Obituary: Professor Maurice Cranston

ALTHOUGH Michael De-la-Noy's obituary of Professor Maurice Cranston (8 November) correctly emphasises the qualities that made Cranston an eminent scholar, admired teacher, and loved friend, it includes two remarks that distort the true picture, writes Professor William Letwin.

According to Mr De-la-Noy, Cranston was 'always self-conscious about his lack of a public- school education'. I find this quite unbelievable. Never during the 30 years that we spent together as close friends and colleagues did he say a word that suggested any such thing. Besides, it would have been totally out of keeping with his mature character, from which self-consciousness in the sense of self-depreciation on account of presumed flaws in his family background or upbringing was entirely absent.

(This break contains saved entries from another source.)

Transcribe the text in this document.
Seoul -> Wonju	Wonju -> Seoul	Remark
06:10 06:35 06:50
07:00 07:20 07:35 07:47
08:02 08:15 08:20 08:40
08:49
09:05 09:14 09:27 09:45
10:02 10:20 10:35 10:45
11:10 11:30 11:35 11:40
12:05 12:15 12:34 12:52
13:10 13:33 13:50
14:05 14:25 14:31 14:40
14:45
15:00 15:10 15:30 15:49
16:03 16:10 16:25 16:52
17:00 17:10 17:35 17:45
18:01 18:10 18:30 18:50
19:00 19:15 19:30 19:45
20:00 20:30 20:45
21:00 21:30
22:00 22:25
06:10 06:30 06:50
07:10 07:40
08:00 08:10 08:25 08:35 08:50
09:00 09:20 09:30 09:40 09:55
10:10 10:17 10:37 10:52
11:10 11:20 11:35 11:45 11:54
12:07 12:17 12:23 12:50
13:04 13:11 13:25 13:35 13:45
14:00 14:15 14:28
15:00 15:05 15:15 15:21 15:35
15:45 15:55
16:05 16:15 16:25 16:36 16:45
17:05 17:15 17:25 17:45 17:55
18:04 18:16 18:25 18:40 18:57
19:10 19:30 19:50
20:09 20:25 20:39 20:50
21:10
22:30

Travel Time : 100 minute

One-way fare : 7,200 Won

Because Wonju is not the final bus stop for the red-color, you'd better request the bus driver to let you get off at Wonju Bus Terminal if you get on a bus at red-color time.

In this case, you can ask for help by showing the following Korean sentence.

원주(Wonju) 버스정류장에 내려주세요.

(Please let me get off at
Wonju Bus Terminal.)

Secondly, Mr De-la-Noy asserts that Cranston was 'largely self-taught'. It is hard to tell what this is supposed to mean. Cranston was taught, and by his own account, well-taught, in his undergraduate course at Oxford as well as at some of the 'succession of schools' he attended, including - as he wrote in an autobiographical sketch - an institut in France and the Tunbridge Wells Techinical Institute and School of Art. Besides that, of course he taught himself - as any intellectually adventurous pupil and student would and as all proper scholars must. Unfortunately the statement that he was 'largely self- taught' may be constructed as indicating that he was an autodidact, subject to the well-known failings of that breed. Any such suggestion would totally misrepresent Cranston, the breadth and depth of whose learning and the solidity of whose judgements were and will be lauded and honoured by his peers.